Each process on a Unix system is a member of a process group (or session). The id of each group is the process id of its owner. When we forked from our parent earlier we will have inherited its process group, and our process group leader will still be its parent process. We want to create our own process group and become our own process leader otherwise we will look like an orphan. We can do this easily as follows:

pid_t sid;

/* Try to create our own process group */
sid = setsid();
if (sid < 0) {
    syslog(LOG_ERR, "Could not create process group\n");
    exit(EXIT_FAILURE);
}

Changing the working directory

At the moment we have the working directory we inherited from our parent. This working directory could be a network mount, a removable drive or somewhere the administrator may want to unmount at some point. To unmount any of these the system will have to kill any processes still using them, which would be unfortunate for our daemon. For this reason we set our working directory to the root directory, which we are sure will always exist and can’t be unmounted.

/* Change the current working directory */
if ((chdir("/")) < 0) {
    syslog(LOG_ERR, "Could not change working directory to /\n");
    exit(EXIT_FAILURE);
}

Closing the standard file descriptors

A daemon doesn’t interact with the user directly it has no use for STDIN, STDOUT and STDERR and we really have no idea where these are connected or where anything we write to them will end up. As these file descriptors are not required and effectively useless we should close them to save some system resources and prevent any related security problems. We close these descriptors like this:

/* Close the standard file descriptors */
close(STDIN_FILENO);
close(STDOUT_FILENO);
close(STDERR_FILENO);

Writing the payload

Now you have a C program that is capable of becoming a daemon, but its a pretty useless daemon if it exits immediately. Payload code is really up to you to design. I’ll offer you a few tips on designing your payload.

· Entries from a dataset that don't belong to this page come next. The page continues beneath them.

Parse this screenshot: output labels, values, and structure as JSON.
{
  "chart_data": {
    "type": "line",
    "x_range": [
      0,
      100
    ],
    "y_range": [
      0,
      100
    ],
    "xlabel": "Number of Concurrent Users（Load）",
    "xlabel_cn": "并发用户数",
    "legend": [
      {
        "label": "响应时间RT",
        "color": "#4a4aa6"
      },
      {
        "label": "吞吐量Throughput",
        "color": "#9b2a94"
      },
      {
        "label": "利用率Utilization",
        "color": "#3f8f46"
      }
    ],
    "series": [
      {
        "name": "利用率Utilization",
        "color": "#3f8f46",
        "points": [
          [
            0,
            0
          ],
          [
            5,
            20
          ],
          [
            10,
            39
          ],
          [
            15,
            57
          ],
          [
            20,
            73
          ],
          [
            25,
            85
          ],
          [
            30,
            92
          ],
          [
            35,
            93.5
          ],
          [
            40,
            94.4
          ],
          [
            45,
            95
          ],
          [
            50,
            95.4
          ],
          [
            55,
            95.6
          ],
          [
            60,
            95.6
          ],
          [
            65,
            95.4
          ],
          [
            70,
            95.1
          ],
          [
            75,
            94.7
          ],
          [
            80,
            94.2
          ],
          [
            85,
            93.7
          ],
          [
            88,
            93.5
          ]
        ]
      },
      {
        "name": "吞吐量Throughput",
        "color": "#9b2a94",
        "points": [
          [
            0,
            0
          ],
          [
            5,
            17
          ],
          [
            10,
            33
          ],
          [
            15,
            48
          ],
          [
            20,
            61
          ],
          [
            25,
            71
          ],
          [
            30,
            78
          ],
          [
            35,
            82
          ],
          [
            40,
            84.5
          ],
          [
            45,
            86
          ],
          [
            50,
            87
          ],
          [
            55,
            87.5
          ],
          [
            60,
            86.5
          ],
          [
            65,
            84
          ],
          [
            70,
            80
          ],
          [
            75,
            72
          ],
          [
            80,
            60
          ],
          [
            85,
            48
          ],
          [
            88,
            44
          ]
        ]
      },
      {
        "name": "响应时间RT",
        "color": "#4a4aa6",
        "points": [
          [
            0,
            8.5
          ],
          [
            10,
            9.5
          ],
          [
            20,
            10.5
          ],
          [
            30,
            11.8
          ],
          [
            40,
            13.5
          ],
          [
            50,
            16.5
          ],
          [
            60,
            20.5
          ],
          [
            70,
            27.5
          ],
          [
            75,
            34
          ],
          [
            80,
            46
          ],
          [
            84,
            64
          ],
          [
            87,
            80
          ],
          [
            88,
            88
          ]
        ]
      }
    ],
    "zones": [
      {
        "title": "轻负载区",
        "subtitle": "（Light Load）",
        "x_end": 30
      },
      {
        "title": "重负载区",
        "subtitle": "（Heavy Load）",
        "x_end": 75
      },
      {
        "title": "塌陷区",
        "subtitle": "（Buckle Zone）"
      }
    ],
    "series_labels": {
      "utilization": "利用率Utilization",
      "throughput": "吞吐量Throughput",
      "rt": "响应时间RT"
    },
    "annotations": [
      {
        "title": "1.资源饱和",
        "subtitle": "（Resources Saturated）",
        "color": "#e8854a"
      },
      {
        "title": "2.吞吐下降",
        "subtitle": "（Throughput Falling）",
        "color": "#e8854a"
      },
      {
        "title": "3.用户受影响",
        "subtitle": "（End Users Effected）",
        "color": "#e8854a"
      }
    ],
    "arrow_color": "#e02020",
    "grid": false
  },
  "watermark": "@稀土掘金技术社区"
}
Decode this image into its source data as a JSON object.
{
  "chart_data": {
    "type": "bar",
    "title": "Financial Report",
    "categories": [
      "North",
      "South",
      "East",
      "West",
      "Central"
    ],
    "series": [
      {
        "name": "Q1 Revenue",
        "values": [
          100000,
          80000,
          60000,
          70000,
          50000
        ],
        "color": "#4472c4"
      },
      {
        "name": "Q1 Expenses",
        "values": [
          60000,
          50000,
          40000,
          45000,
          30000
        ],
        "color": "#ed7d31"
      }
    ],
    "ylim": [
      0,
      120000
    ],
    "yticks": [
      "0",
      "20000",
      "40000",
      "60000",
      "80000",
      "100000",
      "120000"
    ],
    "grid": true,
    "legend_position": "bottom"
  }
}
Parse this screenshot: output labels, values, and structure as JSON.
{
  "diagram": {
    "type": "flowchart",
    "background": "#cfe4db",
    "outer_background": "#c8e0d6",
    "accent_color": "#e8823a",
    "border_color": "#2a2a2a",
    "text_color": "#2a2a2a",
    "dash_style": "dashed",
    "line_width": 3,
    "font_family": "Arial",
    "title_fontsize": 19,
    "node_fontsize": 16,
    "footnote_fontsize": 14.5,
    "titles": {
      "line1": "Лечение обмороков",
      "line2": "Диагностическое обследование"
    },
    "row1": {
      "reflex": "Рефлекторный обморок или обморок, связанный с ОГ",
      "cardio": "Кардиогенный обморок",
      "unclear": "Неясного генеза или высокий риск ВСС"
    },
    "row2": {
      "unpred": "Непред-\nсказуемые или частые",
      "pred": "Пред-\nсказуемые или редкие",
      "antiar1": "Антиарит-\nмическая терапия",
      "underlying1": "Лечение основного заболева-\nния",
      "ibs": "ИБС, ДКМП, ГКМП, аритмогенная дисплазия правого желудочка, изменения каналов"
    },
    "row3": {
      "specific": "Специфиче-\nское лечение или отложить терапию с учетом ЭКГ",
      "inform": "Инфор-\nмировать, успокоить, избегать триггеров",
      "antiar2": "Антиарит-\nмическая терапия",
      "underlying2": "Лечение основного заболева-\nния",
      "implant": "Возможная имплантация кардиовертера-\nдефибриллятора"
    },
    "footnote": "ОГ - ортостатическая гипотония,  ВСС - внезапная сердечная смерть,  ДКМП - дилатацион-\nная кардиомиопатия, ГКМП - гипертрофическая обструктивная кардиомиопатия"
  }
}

  • Put your payload in a loop. Generally in a daemon you want to perform the same action over and over again until you’re killed. If you have to cleanup (such as closing syslog) when the daemon is about to be killed you should add an exit clause that will be activated by a SIGTERM signal handler.
  • Make your code as fast an efficient as possible. This is something you should do with any program, but with daemons it is important that you do not hamper the performance of the rest of the system. This is especially true if you’re going to be running this daemon on desktop systems.
  • Be aware that your code may be preempted very often. As your daemon is going to be running for the amount of time the system is up, it is likely that its execution will be preempted.
  • Be paranoid about security. Daemons are common attack vectors and can be used to gain privileged access to a system. You should consider dropping any privileges that you don’t require.

Conclusion

So if we take all the code I’ve mentioned in this post and put it all together you have a simple daemon. You can download the source from the link here: daemon.c.
If your daemon is only going to be run on Linux and not on a System V style system such as Solaris you can use the daemon function to do a lot of this work for you.

References

Linux Daemon Writing HOWTO in C
Linux Daemon writing in C++

Random Thought: It appears the devil uses a Unix based OS, probably OSX.